Vous dites qu’ils doivent vous fournir des bilans semestriels. Etes-vous satisfait des bilans que vous recevez ?
Ces entreprises se font contrôler par des laboratoires agréés pour nous-mêmes. Mais logiquement, chaque entreprise à l’obligation d’avoir en son sein un département environnement. Autant, ces entreprises ont des départements portant sur la qualité des produits qu’ils vont vendre, autant elles doivent avoir, en aval, un département pour veiller sur l’environnement. Elles doivent faire ce même travail aux deux bouts de leurs chaines de production. C’est cette démarche que nous leur recommandons.
« Il y a beaucoup de brebis galeuses »
Quelle est la situation aujourd’hui. Avez-vous le sentiment que les industriels respectent ces critères ?
Il y a beaucoup de brebis galeuses dans le tissu industriel de notre pays, malheureusement. Et leur action négative pourrait annihiler les efforts des bons élèves. Ceux qui agressent l’environnement nuisent à l’activité des industriels de bonne foi. Il fait féliciter les bons élèves. Mais malheureusement, les mauvais sont plus nombreux que les bons.
Quand vous qualifié des entreprises de brebis galeuses. Que voulez-vous dire concrètement ?
Je veux parler des industriels qui ne sont pas déclarés et qui ne respectent aucune règle. Nous les dénichons grâce à notre unité de police environnementale. Et très souvent sur dénonciation des populations.
Quelle est la démarche pour créer une entité industrielle ?
D’abord vous informez l’Agence nationale de l’Environnement de votre projet.
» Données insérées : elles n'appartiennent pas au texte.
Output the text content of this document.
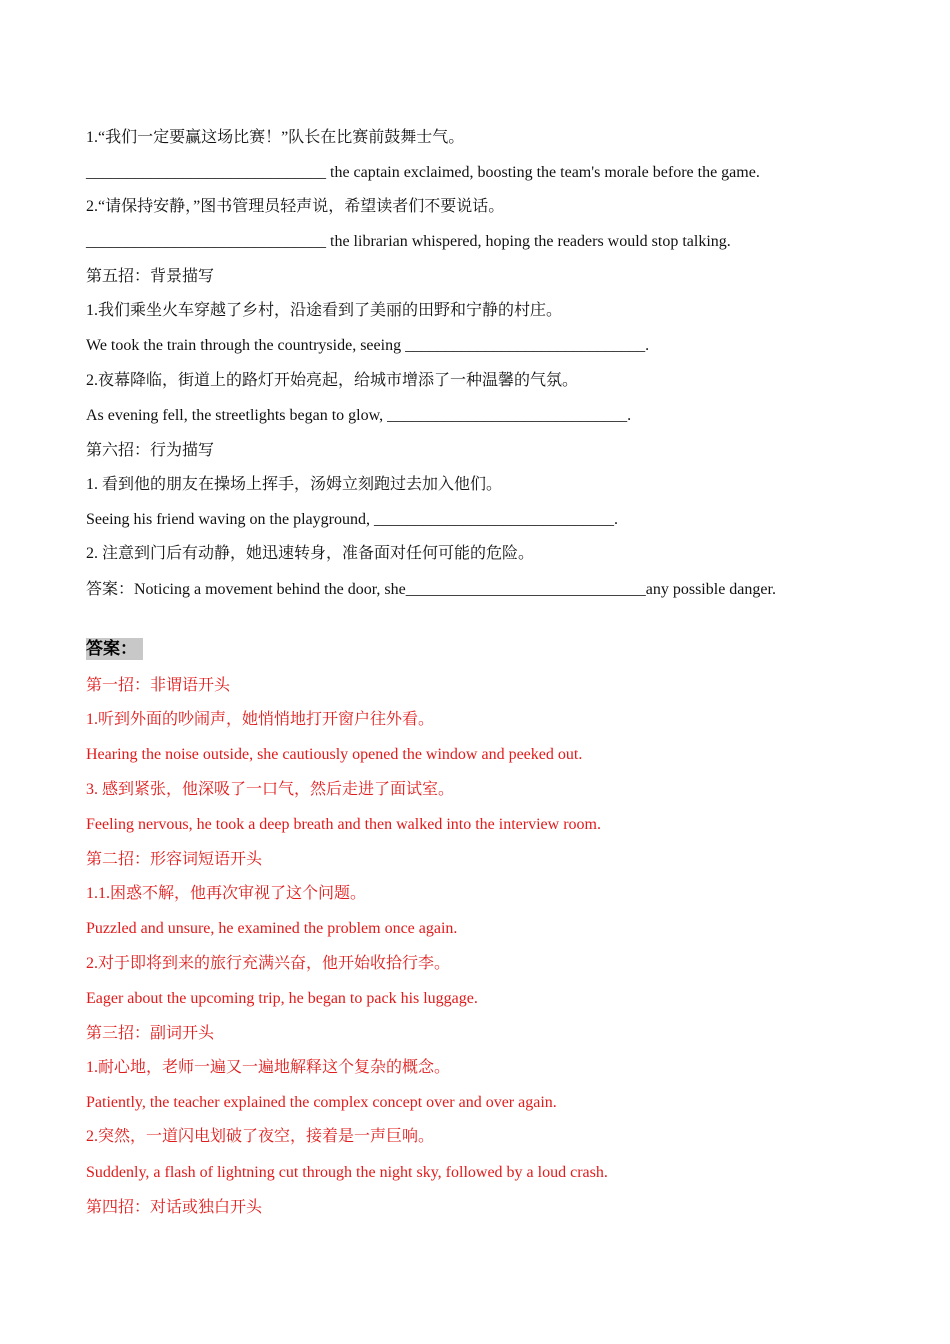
1.“我们一定要赢这场比赛！”队长在比赛前鼓舞士气。
______________________________ the captain exclaimed, boosting the team's morale before the game.
2.“请保持安静，”图书管理员轻声说，希望读者们不要说话。
______________________________ the librarian whispered, hoping the readers would stop talking.
第五招：背景描写
1.我们乘坐火车穿越了乡村，沿途看到了美丽的田野和宁静的村庄。
We took the train through the countryside, seeing ______________________________.
2.夜幕降临，街道上的路灯开始亮起，给城市增添了一种温馨的气氛。
As evening fell, the streetlights began to glow, ______________________________.
第六招：行为描写
1. 看到他的朋友在操场上挥手，汤姆立刻跑过去加入他们。
Seeing his friend waving on the playground, ______________________________.
2. 注意到门后有动静，她迅速转身，准备面对任何可能的危险。
答案：Noticing a movement behind the door, she______________________________any possible danger.
答案：
第一招：非谓语开头
1.听到外面的吵闹声，她悄悄地打开窗户往外看。
Hearing the noise outside, she cautiously opened the window and peeked out.
3. 感到紧张，他深吸了一口气，然后走进了面试室。
Feeling nervous, he took a deep breath and then walked into the interview room.
第二招：形容词短语开头
1.1.困惑不解，他再次审视了这个问题。
Puzzled and unsure, he examined the problem once again.
2.对于即将到来的旅行充满兴奋，他开始收拾行李。
Eager about the upcoming trip, he began to pack his luggage.
第三招：副词开头
1.耐心地，老师一遍又一遍地解释这个复杂的概念。
Patiently, the teacher explained the complex concept over and over again.
2.突然，一道闪电划破了夜空，接着是一声巨响。
Suddenly, a flash of lightning cut through the night sky, followed by a loud crash.
第四招：对话或独白开头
Ce qui conduit à une étude sur les impacts potentiels de votre activité sur l’environnement. Cela permet d’établir un plan de gestion environnemental avec toutes les mesures d’atténuation. Une fois que ce document est agréé par le ministère de tutelle, il donne un document qui permet à l’opérateur de créer son entreprise. Après la création, il fait une déclaration au CIAPOL. Et le CIAPOL va sur le terrain pour vérifier si l’étude d’impact environnemental et la surface occupée respectent les règles prescrites. C’est après cela que le CIAPOL lui délivre un arrêté d’autorisation signé encore par le ministre. Mais quand les industriels refusent de se conformer à ces règles, cela pose problème. Même si nous mettons en place la plus grande police environnementale, on ne pourra pas avancer tant que les industriels tenteront toujours de ruser avec la loi. Donc nous disons que la question de la protection de l’environnement est une question individuelle d’abord. Nous faisons notre travail de contrôle. Mais il faut que les industriels nous facilitent la tâche. Très souvent ce sont les populations qui nous alertent de cas d’installation frauduleuse de ses industriels. Chaque citoyen doit s’impliquer, dénoncer les industriels qui polluent l’environnement.